Original Article Summary

In this interview with Help Net Security, Oscar Andersson, CTO at Oplane, explains why most scanning tools fail. They cry wolf, flagging threats that cannot run in real code. The argument centers on reachability. A finding counts only when someone walks the p…

Read full article at Help Net Security

Our Analysis

Oplane's emphasis on reachability in AI threat modeling highlights the importance of accurate vulnerability detection. According to Oscar Andersson, CTO at Oplane, most scanning tools fail to consider reachability, resulting in false positives that flag threats that cannot actually run in real code. This has significant implications for website owners, who may be wasting resources on addressing non-exploitable vulnerabilities. By prioritizing reachability in AI threat modeling, website owners can focus on actual security risks and optimize their defense strategies.

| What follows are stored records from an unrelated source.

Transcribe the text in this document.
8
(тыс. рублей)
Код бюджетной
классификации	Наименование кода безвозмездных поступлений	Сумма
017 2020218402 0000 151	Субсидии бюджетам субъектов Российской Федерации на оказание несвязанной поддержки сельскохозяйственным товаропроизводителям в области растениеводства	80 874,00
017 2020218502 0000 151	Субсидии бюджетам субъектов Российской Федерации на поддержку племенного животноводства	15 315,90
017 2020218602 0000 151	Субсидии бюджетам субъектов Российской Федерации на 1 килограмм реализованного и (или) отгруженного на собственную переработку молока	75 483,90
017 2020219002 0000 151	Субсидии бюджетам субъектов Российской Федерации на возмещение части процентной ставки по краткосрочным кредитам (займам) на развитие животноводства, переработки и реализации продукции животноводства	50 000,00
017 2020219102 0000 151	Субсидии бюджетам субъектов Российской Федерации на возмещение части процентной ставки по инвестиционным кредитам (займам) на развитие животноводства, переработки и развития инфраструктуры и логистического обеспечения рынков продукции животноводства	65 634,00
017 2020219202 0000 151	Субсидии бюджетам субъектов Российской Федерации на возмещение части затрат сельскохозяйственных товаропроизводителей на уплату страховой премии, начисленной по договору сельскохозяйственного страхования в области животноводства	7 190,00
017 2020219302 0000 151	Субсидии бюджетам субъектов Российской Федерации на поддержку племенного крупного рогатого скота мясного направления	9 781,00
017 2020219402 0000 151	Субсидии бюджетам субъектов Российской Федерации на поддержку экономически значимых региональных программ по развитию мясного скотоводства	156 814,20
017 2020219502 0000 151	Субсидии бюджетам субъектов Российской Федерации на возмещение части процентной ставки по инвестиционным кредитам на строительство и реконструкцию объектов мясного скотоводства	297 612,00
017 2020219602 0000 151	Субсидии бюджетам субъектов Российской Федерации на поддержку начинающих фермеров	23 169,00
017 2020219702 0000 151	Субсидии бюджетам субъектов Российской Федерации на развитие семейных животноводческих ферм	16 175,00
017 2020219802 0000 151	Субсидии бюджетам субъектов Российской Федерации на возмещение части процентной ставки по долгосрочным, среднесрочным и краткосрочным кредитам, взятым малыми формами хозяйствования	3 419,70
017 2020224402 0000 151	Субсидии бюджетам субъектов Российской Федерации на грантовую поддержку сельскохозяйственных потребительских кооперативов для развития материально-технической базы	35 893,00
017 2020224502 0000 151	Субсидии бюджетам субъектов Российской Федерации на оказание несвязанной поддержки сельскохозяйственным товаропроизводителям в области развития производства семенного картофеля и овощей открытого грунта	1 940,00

This can also help reduce the noise in AI-powered security tools, allowing website owners to respond more effectively to real threats. To effectively track and manage AI bot traffic, website owners should consider the following actionable tips: review their security tools' reachability criteria, implement AI-powered security solutions that prioritize reachability, and regularly update their llms.txt files to reflect changes in their website's security posture. By doing so, website owners can ensure that their security measures are aligned with the latest threat modeling best practices and minimize the risk of false positives.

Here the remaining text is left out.